SIGNIFICANCE AND USE
3.1 This guide describes approaches for using neutron fields with well known characteristics to perform calibrations of neutron sensors, to intercompare different methods of dosimetry, and to corroborate procedures used to derive neutron field information from measurements of neutron sensor response.  
3.2 This guide discusses only selected standard and reference neutron fields which are appropriate for benchmark testing of light-water reactor dosimetry. The Standard Fields considered here include neutron source environments that closely approximate: a) the unscattered neutron spectra from  252Cf spontaneous fission; and b) the  235U thermal neutron induced fission. These standard fields were chosen for their spectral similarity to the high energy region (E > 2 MeV) of reactor spectra. The various categories of benchmark fields are defined in Terminology E170.  

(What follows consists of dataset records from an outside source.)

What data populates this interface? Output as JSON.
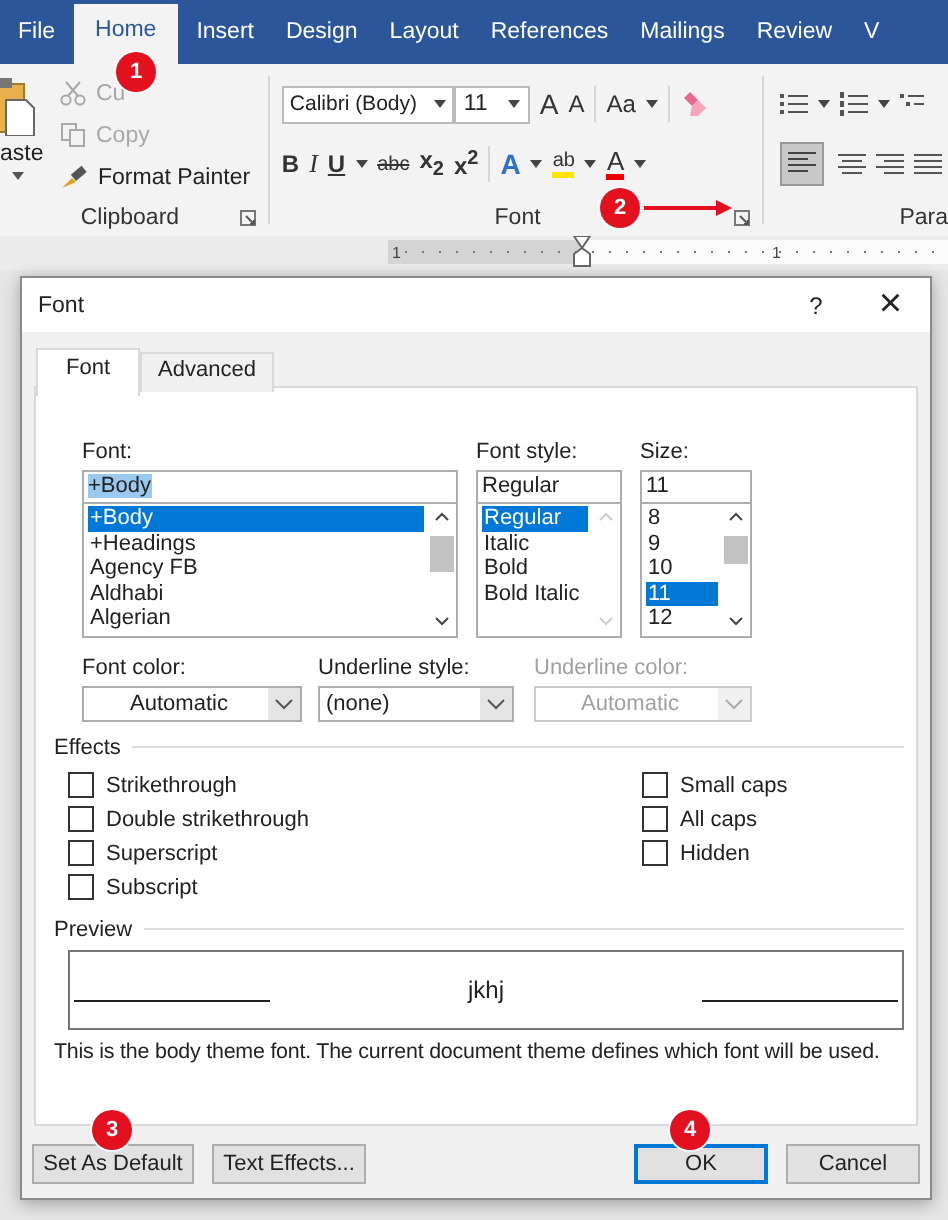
{
  "ribbon": {
    "tabs": [
      {
        "label": "File",
        "selected": false
      },
      {
        "label": "Home",
        "selected": true
      },
      {
        "label": "Insert",
        "selected": false
      },
      {
        "label": "Design",
        "selected": false
      },
      {
        "label": "Layout",
        "selected": false
      },
      {
        "label": "References",
        "selected": false
      },
      {
        "label": "Mailings",
        "selected": false
      },
      {
        "label": "Review",
        "selected": false
      },
      {
        "label": "V",
        "selected": false
      }
    ],
    "clipboard": {
      "paste": "aste",
      "items": [
        {
          "kind": "cut",
          "label": "Cu",
          "disabled": true
        },
        {
          "kind": "copy",
          "label": "Copy",
          "disabled": true
        },
        {
          "kind": "painter",
          "label": "Format Painter",
          "disabled": false
        }
      ],
      "label": "Clipboard"
    },
    "font": {
      "font_name": "Calibri (Body)",
      "font_size": "11",
      "grow": "A",
      "shrink": "A",
      "change_case": "Aa",
      "bold": "B",
      "italic": "I",
      "underline": "U",
      "strikethrough": "abc",
      "subscript": "x$_{2}$",
      "superscript": "x$^{2}$",
      "text_effects": "A",
      "highlight": "ab",
      "font_color": "A",
      "label": "Font"
    },
    "paragraph": {
      "label": "Para"
    }
  },
  "ruler": {
    "numbers": [
      "1",
      "1"
    ]
  },
  "dialog": {
    "title": "Font",
    "help": "?",
    "close": "×",
    "tabs": [
      {
        "label": "Font",
        "selected": true
      },
      {
        "label": "Advanced",
        "selected": false
      }
    ],
    "font": {
      "label": "Font:",
      "value": "+Body",
      "value_selected": true,
      "items": [
        {
          "label": "+Body",
          "selected": true
        },
        {
          "label": "+Headings",
          "selected": false
        },
        {
          "label": "Agency FB",
          "selected": false
        },
        {
          "label": "Aldhabi",
          "selected": false
        },
        {
          "label": "Algerian",
          "selected": false
        }
      ]
    },
    "style": {
      "label": "Font style:",
      "value": "Regular",
      "items": [
        {
          "label": "Regular",
          "selected": true
        },
        {
          "label": "Italic",
          "selected": false
        },
        {
          "label": "Bold",
          "selected": false
        },
        {
          "label": "Bold Italic",
          "selected": false
        }
      ]
    },
    "size": {
      "label": "Size:",
      "value": "11",
      "items": [
        {
          "label": "8",
          "selected": false
        },
        {
          "label": "9",
          "selected": false
        },
        {
          "label": "10",
          "selected": false
        },
        {
          "label": "11",
          "selected": true
        },
        {
          "label": "12",
          "selected": false
        }
      ]
    },
    "dropdowns": [
      {
        "label": "Font color:",
        "value": "Automatic",
        "disabled": false,
        "centered": true
      },
      {
        "label": "Underline style:",
        "value": "(none)",
        "disabled": false,
        "centered": false
      },
      {
        "label": "Underline color:",
        "value": "Automatic",
        "disabled": true,
        "centered": true
      }
    ],
    "effects": {
      "label": "Effects",
      "left": [
        {
          "label": "Strikethrough",
          "checked": false
        },
        {
          "label": "Double strikethrough",
          "checked": false
        },
        {
          "label": "Superscript",
          "checked": false
        },
        {
          "label": "Subscript",
          "checked": false
        }
      ],
      "right": [
        {
          "label": "Small caps",
          "checked": false
        },
        {
          "label": "All caps",
          "checked": false
        },
        {
          "label": "Hidden",
          "checked": false
        }
      ]
    },
    "preview": {
      "label": "Preview",
      "sample": "jkhj",
      "description": "This is the body theme font. The current document theme defines which font will be used."
    },
    "buttons": [
      {
        "label": "Set As Default",
        "default": false
      },
      {
        "label": "Text Effects...",
        "default": false
      },
      {
        "label": "OK",
        "default": true
      },
      {
        "label": "Cancel",
        "default": false
      }
    ]
  },
  "callouts": [
    "1",
    "2",
    "3",
    "4"
  ]
}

3.3 There are other well known neutron fields that have been designed to mockup special environments, such as pressure vessel mockups in which it is possible to make dosimetry measurements inside of the steel volume of the “vessel.” When such mockups are suitably characterized, they are also referred to as benchmark fields. A variety of these engineering benchmark fields have been developed, or pressed into service, to improve the accuracy of neutron dosimetry measurement techniques. These special benchmark experiments are discussed in Guide E2006, and in Refs (1)4 and (2).
SCOPE
1.1 This guide covers facilities and procedures for benchmarking neutron measurements and calculations. Particular sections of the guide discuss: the use of well-characterized benchmark neutron fields to calibrate integral neutron sensors; the use of certified-neutron-fluence standards to calibrate radiometric counting equipment or to determine interlaboratory measurement consistency; development of special benchmark fields to test neutron transport calculations; use of well-known fission spectra to benchmark spectrum-averaged cross sections; and the use of benchmarked data and calculations to determine the uncertainties in derived neutron dosimetry results.  
1.2 The values stated in SI units are to be regarded as standard. No other units of measurement are included in this standard.  
1.3 This standard does not purport to address all of the safety concerns, if any, associated with its use. It is the responsibility of the user of this standard to establish appropriate safety, health, and environmental practices and determine the applicability of regulatory limitations prior to use.  
1.4 This international standard was developed in accordance with internationally recognized principles on standardization established in the Decision on Principles for the Development of International Standards, Guides and Recommendations issued by the World Trade Organization Technical Barriers to Trade (TBT) Committee.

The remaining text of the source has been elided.